The findings from the Government Accountability Office were trumpeted by members of the House Ways and Means Committee, who are upset with the removal of the work requirement (see earlier story). The findings echo those reached by The Heritage Foundation, which started issuing materials on this matter in July.
Heritage research associate Rachel Sheffield shares the information discovered by her organization.
"The Obama administration on July 12th issued these waivers to the work requirement, part of the TANF [Temporary Assistance for Needy Families] law, and essentially by doing so was sidestepping the law, sidestepping the Congress and promoting their own policies, which are gutting the successful welfare reforms of 1996," she details.
Sheffield offers a few examples of these successes.
"After welfare reform was passed in 1996, we saw the welfare rolls drop by 50 percent within just five years," she notes. "We also saw the poverty rate decline.

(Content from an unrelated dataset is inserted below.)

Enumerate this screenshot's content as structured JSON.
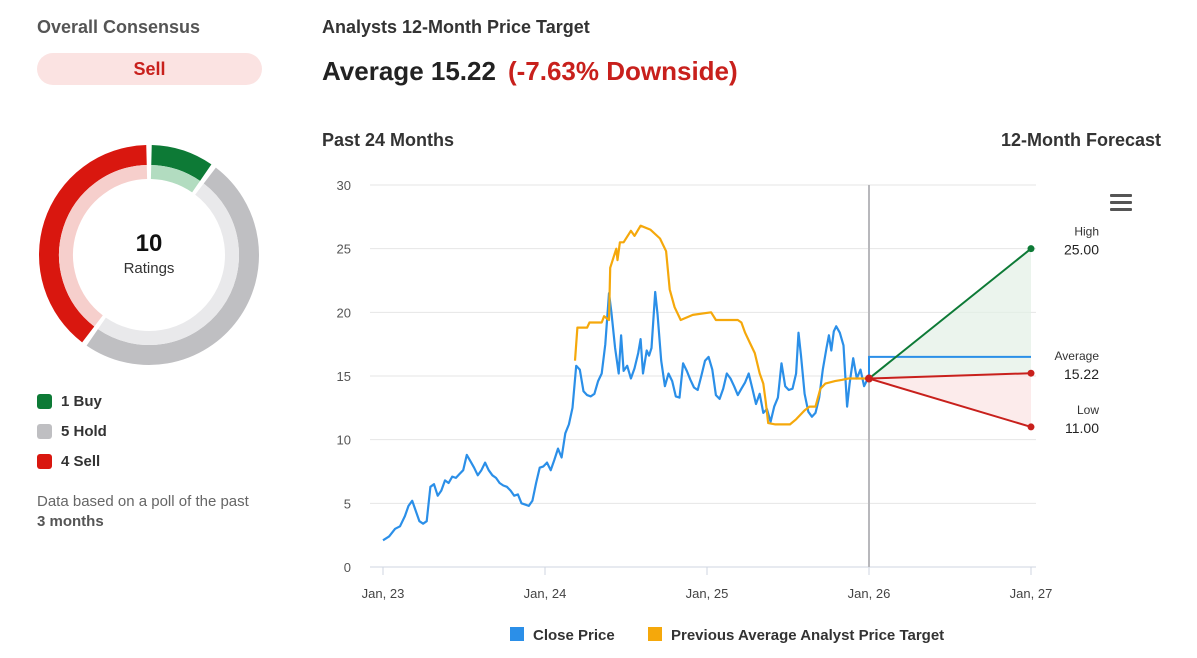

The child poverty rate plummeted, particularly the poverty rate for African-American children, which declined to its lowest level in U.S. history."
Critics of the work requirement removal have also pointed out that President Obama said he was in favor of the work requirement during his 2008 campaign for the White House. A video of those remarks began making its way around the Internet following the administration's recent changes to welfare reform.